Foram duas reviravoltas no mercado brasileiro de automóveis. Enquanto importador, fiel ao padrão norte-americano. Quando passou a fabricar, aderiu aos carros europeus. E agora, sucumbe novamente ao padrão dos EUA.
Antes de se implantar nossa indústria automobilística, na década de 60, praticamente só se importavam marcas norte-americanas. Só dava Chevrolet, Ford e Dodge. Contavam-se nos dedos os europeus.
Quando surgiram as primeiras fábricas de verdade (Ford e GM eram simples montadoras de peças), os modelos bem sucedidos eram derivados dos europeus. Nosso mercado sempre foi muito mais atrelado ao Fusca, Corcel, Monza e Palio do que ao Maverick, Dart ou Galaxie.
Há uma diferença fundamental entre modelos da Europa e dos EUA, que surgiu depois da segunda guerra. Os europeus desenvolveram carros mais compactos, com mecânica mais sofisticada e eficiente que os americanos. Reflexo da própria economia de cada um: os automóveis produzidos nos EUA, enormes, beberrões, com exagero de dimensões e cromados, refletiam o poder da economia norte-americana. Dólares em profusão, gasolina mais barata que água mineral.
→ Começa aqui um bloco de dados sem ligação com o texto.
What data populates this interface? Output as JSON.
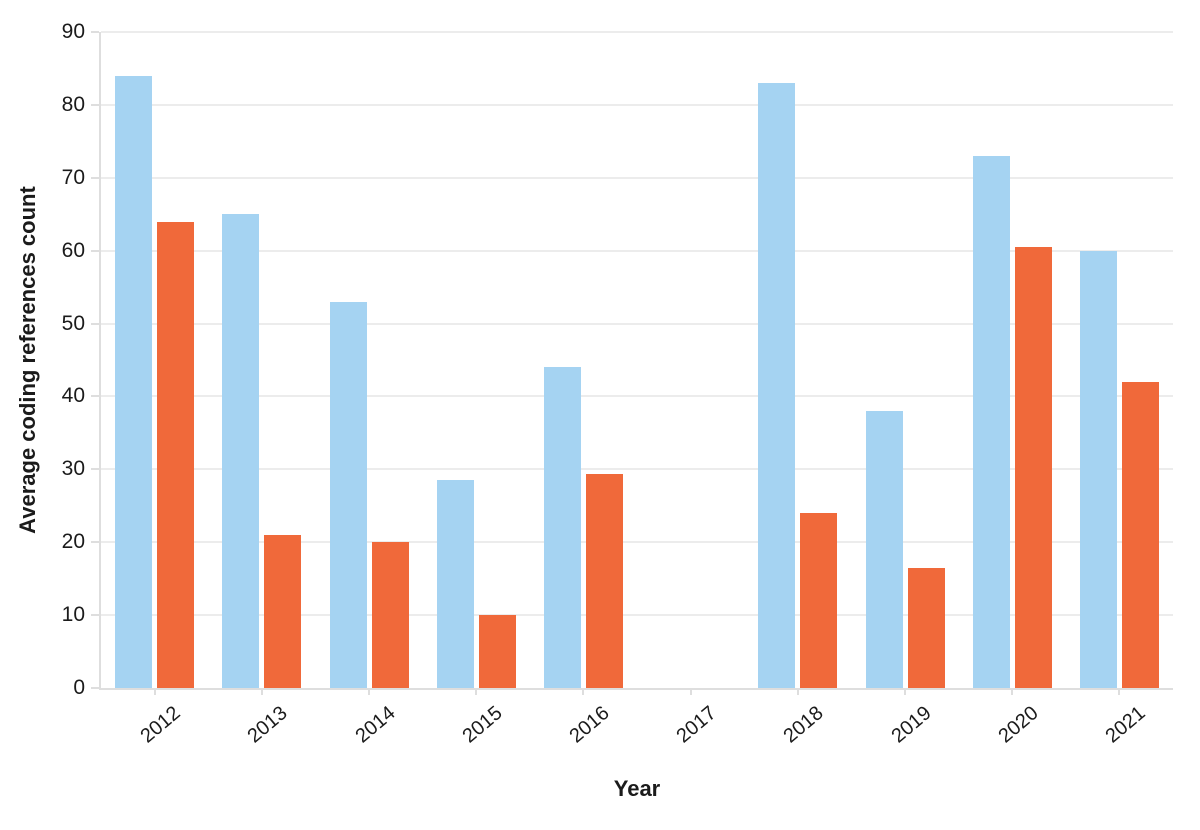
{
  "chart_data": {
    "type": "bar",
    "title": "",
    "xlabel": "Year",
    "ylabel": "Average coding references count",
    "categories": [
      "2012",
      "2013",
      "2014",
      "2015",
      "2016",
      "2017",
      "2018",
      "2019",
      "2020",
      "2021"
    ],
    "series": [
      {
        "id": "light-blue",
        "color": "#a5d3f2",
        "values": [
          84,
          65,
          53,
          28.5,
          44,
          null,
          83,
          38,
          73,
          60
        ]
      },
      {
        "id": "orange",
        "color": "#f0693a",
        "values": [
          64,
          21,
          20,
          10,
          29.3,
          null,
          24,
          16.5,
          60.5,
          42
        ]
      }
    ],
    "ylim": [
      0,
      90
    ],
    "ytick_step": 10,
    "grid": "horizontal",
    "legend_position": "none",
    "colors": {
      "gridline": "#ececec",
      "axis_line": "#dedede",
      "text": "#1b1b1b",
      "background": "#ffffff"
    }
  }
}
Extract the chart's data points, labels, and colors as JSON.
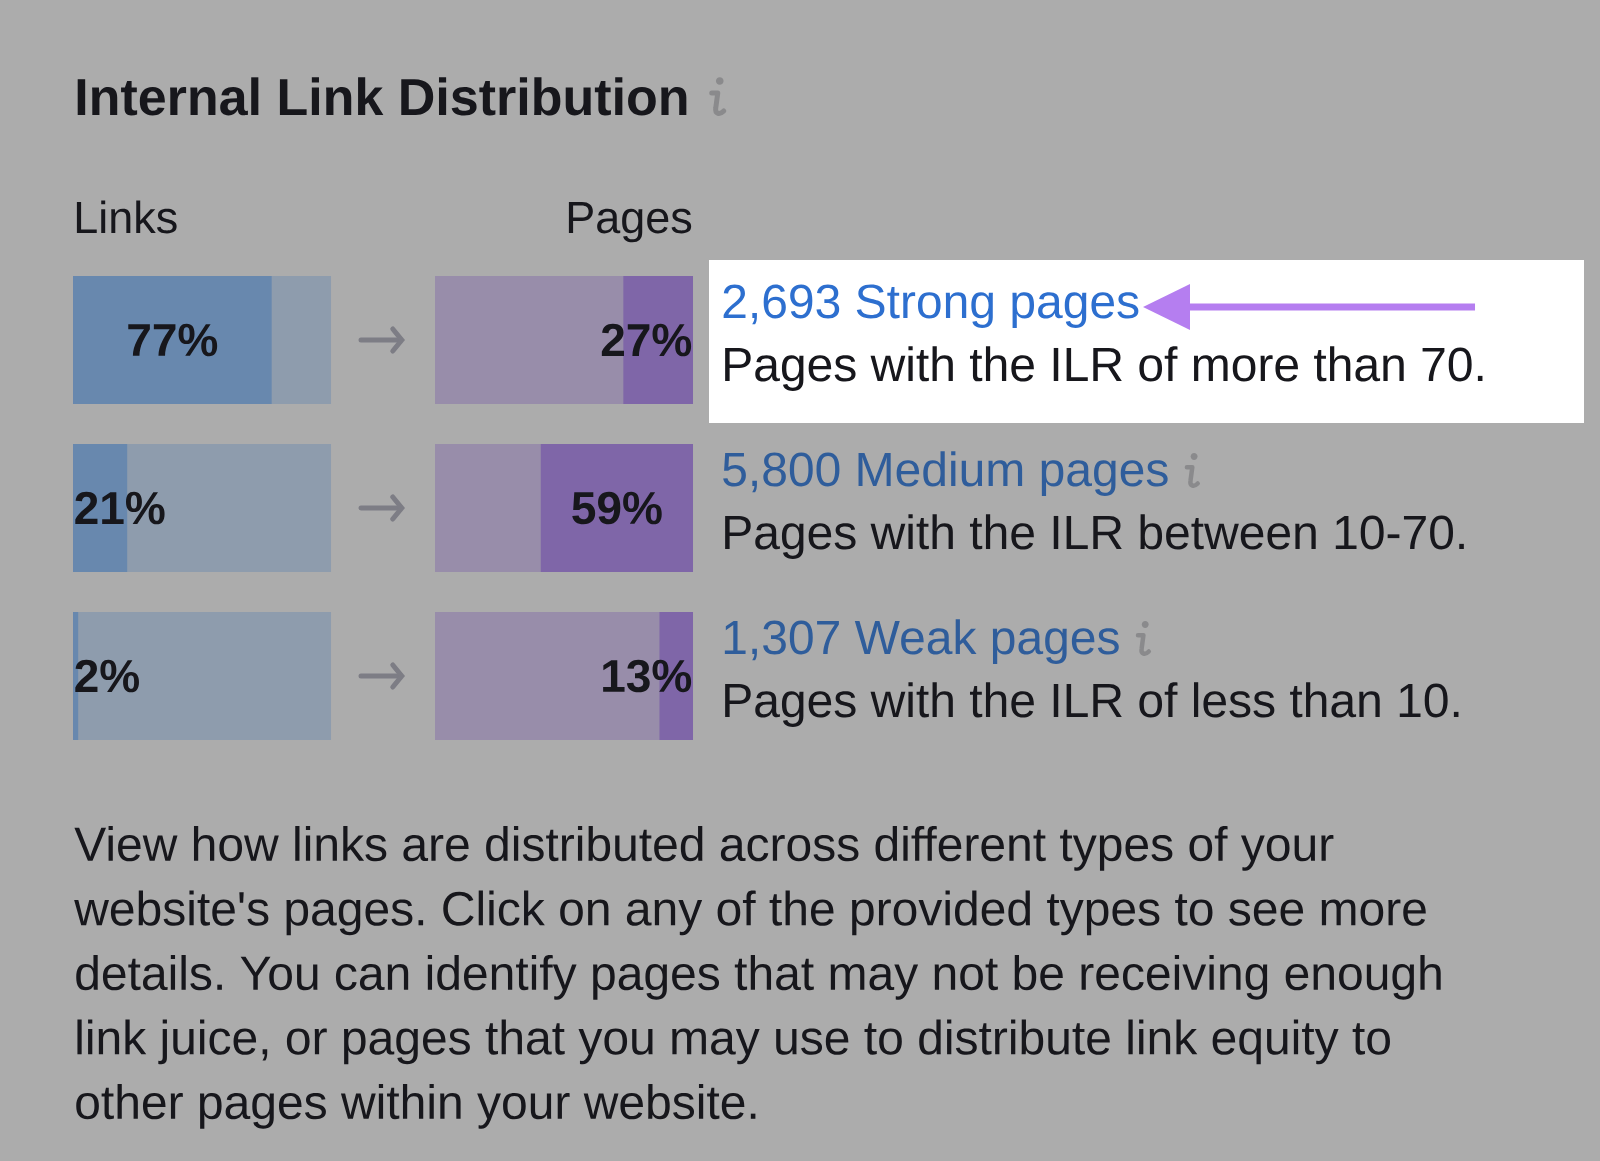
{
  "chart_data": [
    {
      "type": "bar",
      "orientation": "horizontal",
      "title": "Internal Link Distribution",
      "xlabel": "Links",
      "categories": [
        null,
        null,
        null
      ],
      "values": [
        77,
        21,
        2
      ],
      "value_labels": [
        "77%",
        "21%",
        "2%"
      ],
      "color": "#6888ae",
      "xlim": [
        0,
        100
      ],
      "tick_labels": false
    },
    {
      "type": "bar",
      "orientation": "horizontal",
      "xlabel": "Pages",
      "categories": [
        "2,693 Strong pages",
        "5,800 Medium pages",
        "1,307 Weak pages"
      ],
      "values": [
        27,
        59,
        13
      ],
      "value_labels": [
        "27%",
        "59%",
        "13%"
      ],
      "color": "#7f66a8",
      "xlim": [
        100,
        0
      ],
      "tick_labels": "y",
      "annotations": [
        "Pages with the ILR of more than 70.",
        "Pages with the ILR between 10-70.",
        "Pages with the ILR of less than 10.",
        "View how links are distributed across different types of your website's pages. Click on any of the provided types to see more details. You can identify pages that may not be receiving enough link juice, or pages that you may use to distribute link equity to other pages within your website."
      ]
    }
  ]
}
Enquanto isso, os europeus se restabeleciam das ruínas da guerra, com fábricas e economias destruídas. Tudo era escasso, principalmente na Alemanha. A BMW chegou a produzir um carro semelhante à nossa Romi-Isetta, a BMW-Isetta, menor que o Fusca.
Racionalidade: marca dos carros europeus
Mas, com seu incrível poder de recuperação (e uma mãozinha do plano Marshall…), a Europa foi se restabelecendo, aperfeiçoando e modernizando seus automóveis. Sem fugir da filosofia básica de capricho na mecânica, tecnologia e eficiência, contenção de peso e otimizando a relação custo-beneficio.
Nada de gigantescos motores V8 de 5 e 7 litros equipando “lanchas” de cinco a seis metros de comprimento pesando mais de duas toneladas.
Os carros europeus eram equipados com eficientes máquinas de baixa cilindrada, como os da Opel, VW, BMW, Alfa Romeo, Rover, Fiat. E desenvolviam quase a mesma potência de Fords e Chevrolets, apesar de consumir a metade. Os cavalos que faltavam aos europeus eram compensados por centenas de quilos a menos, caixas manuais com duas marchas mais que as automáticas de três velocidades dos americanos.
Brasil era retrato da Europa
A economia brasileira era muito mais um retrato da europeia, o que se evidenciava pelo panorama de nossas ruas nas décadas de 60 a 80: quase só modelos da VW, Fiat, Alfa Romeo, Simca e Opel (braço europeu da GM). Da Ford que fabricava europeus (Corcel, Del Rey, Escort) e americanos (Willys, Maverick e Galaxie).
A Dodge com uma linha dos EUA (Dart) e outra inglesa (Polara). E, com a crise do petróleo da década de 70, sumiram os grandes americanos como Dart e Galaxie.
O único modelo norte-americano que fazia sucesso por aqui e quase desconhecido na Europa era a picape grande. E durante anos só se produziu Chevrolet (C-10) e Ford (F-100), até que a Fiat teve a brilhante idéia de lançar em 1978 uma picape inexistente no mundo, derivada de um compacto, o 147 Pick-up. Logo copiada pela GM, Ford e VW.
Nos EUA, a conversa é outra, e o motorista é apaixonado pelas picapes médias e grandes: Ford Ranger lá é “pequena”. Aliás, no típico exagero norte-americano, Honda Civic é classificado como “compacto”. Renault e Fiat quebraram a cara ao tentar vender seus modelitos por lá. Citroën e Peugeot nem tentaram.
O SUV…
A paixão pela picape levou a uma variação sobre o tema, o utilitário esportivo (o SUV). O europeu ainda resiste a ambos, mas o brasileiro se encantou a aderiu a esse inexplicável modismo.
Não existe carro mais prático para a família que a perua, ou station-wagon, em inglês. Que caiu em total desuso por aqui, eliminada do mapa – assim como os hatches médios – pelos SUVs.
No Brasil, o avô tinha um Chevrolet 1951, o filho, um Opala Caravan. O neto adora a Blazer…
Não pergunte a um brasileiro o que o levou a trocar a perua Toyota Fielder ou Fiat Weekend pagando muito mais por um Corolla Cross ou Pulse: decisões emocionais são inexplicáveis.